Democrats don’t seem ready to move past arguing about Joe Biden’s lengthy political record, particularly on civil rights, after the first round of presidential debates showed the fragile nature of being perceived as an early front-runner in the 2020 race.

The former vice president is facing criticism from the two black candidates in the contest — Sens. Kamala Harris of California and Cory Booker of New Jersey, who aired his public grievance Sunday at the same time the party’s chairman came to Biden’s defense.

The Democratic nominee “really needs to be someone who can talk openly and honestly about race with vulnerability,” Booker told NBC’s “Meet the Press.” That person must have the ability to “call this country to common ground, to reconciliation. I’m not sure if Vice President Biden is up to that task.”

Biden was pressed by Harris during Thursday night’s debate over his stance on busing.

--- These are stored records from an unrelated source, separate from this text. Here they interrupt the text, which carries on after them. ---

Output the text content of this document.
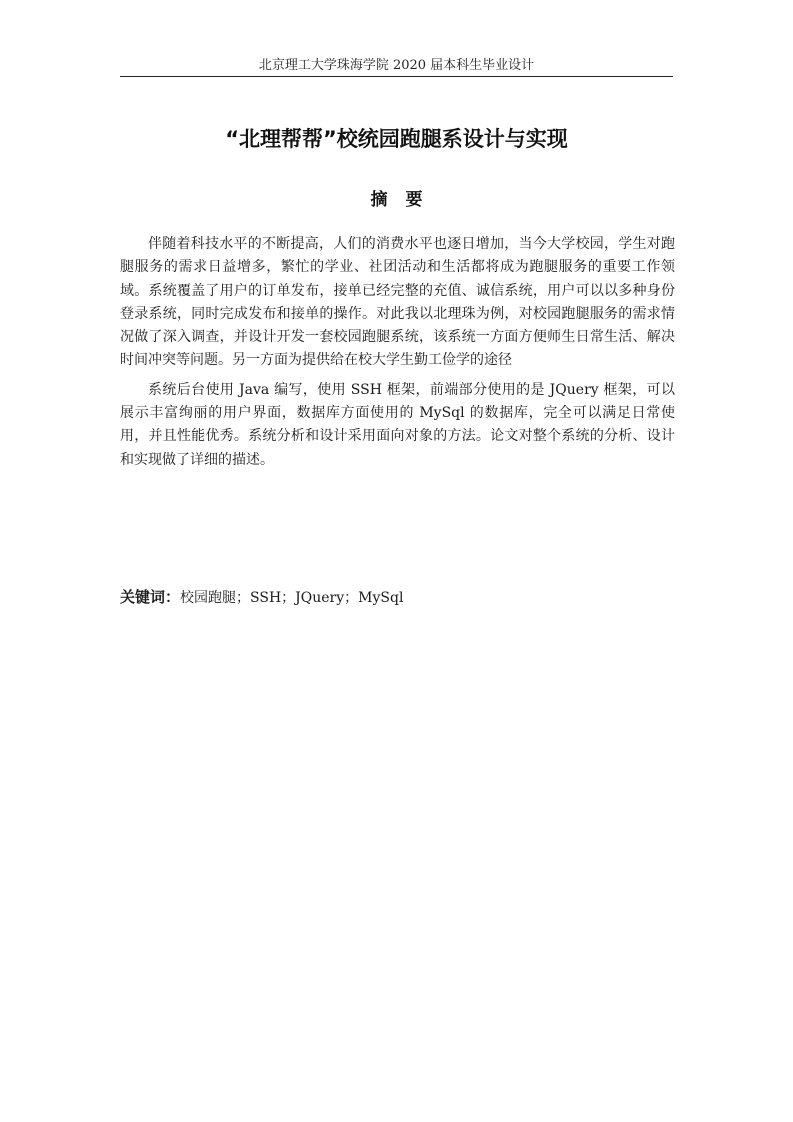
北京理工大学珠海学院 2020 届本科生毕业设计
“北理帮帮”校统园跑腿系设计与实现
摘要

伴随着科技水平的不断提高，人们的消费水平也逐日增加，当今大学校园，学生对跑腿服务的需求日益增多，繁忙的学业、社团活动和生活都将成为跑腿服务的重要工作领域。系统覆盖了用户的订单发布，接单已经完整的充值、诚信系统，用户可以以多种身份登录系统，同时完成发布和接单的操作。对此我以北理珠为例，对校园跑腿服务的需求情况做了深入调查，并设计开发一套校园跑腿系统，该系统一方面方便师生日常生活、解决时间冲突等问题。另一方面为提供给在校大学生勤工俭学的途径

系统后台使用 Java 编写，使用 SSH 框架，前端部分使用的是 JQuery 框架，可以展示丰富绚丽的用户界面，数据库方面使用的 MySql 的数据库，完全可以满足日常使用，并且性能优秀。系统分析和设计采用面向对象的方法。论文对整个系统的分析、设计和实现做了详细的描述。

关键词：校园跑腿；SSH；JQuery；MySql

The former Delaware senator defended his lengthy career and cited his commitment to civil rights.

To Democratic leader Tom Perez, “Biden’s overall record on civil rights is clear. And the Democratic Party’s overall record on civil rights is clear.” He said on “Fox News Sunday” that the White House candidates “want you to look at the totality of what they’ve done in their career. The totality of voting rights,” holding police department accountable, fighting for equal pay for women and other issues.

“On this score, Vice President Biden and other Democrats have been leading the charge,” Perez said.

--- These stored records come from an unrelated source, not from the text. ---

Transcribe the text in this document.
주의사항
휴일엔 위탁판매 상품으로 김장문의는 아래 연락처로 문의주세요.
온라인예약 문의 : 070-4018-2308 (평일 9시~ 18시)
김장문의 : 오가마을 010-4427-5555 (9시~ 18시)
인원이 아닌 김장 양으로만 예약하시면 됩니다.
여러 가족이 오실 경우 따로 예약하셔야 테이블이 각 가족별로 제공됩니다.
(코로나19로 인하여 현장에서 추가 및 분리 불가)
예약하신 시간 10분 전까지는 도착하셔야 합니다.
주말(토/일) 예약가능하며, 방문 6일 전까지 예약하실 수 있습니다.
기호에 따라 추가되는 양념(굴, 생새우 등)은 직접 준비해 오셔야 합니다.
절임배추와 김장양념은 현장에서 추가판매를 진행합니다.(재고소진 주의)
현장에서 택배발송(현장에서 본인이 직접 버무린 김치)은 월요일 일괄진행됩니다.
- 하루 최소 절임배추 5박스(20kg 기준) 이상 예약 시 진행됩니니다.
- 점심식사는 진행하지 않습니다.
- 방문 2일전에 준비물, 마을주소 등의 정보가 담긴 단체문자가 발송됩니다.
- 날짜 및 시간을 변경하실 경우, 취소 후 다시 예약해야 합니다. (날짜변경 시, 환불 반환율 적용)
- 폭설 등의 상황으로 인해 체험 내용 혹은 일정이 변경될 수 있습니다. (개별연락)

For Booker, however, Biden has shown “an inability to talk candidly about the mistakes he made, about things he could’ve done better.” Booker has criticized Biden’s record of working with Democratic segregationist senators on non-race issues.

“We have one destiny in this nation and right now the vice president to me is not doing a good job at bringing folks together,” Booker said. “In fact, and I’ve heard this from people all around the country, he’s causing a lot of frustration and even pain with his words.”

Perez said voters will look at “the totality of everybody’s record,” and that “the reality is every single Democrat running for president on the issue of civil rights is so far ahead of where this president is.”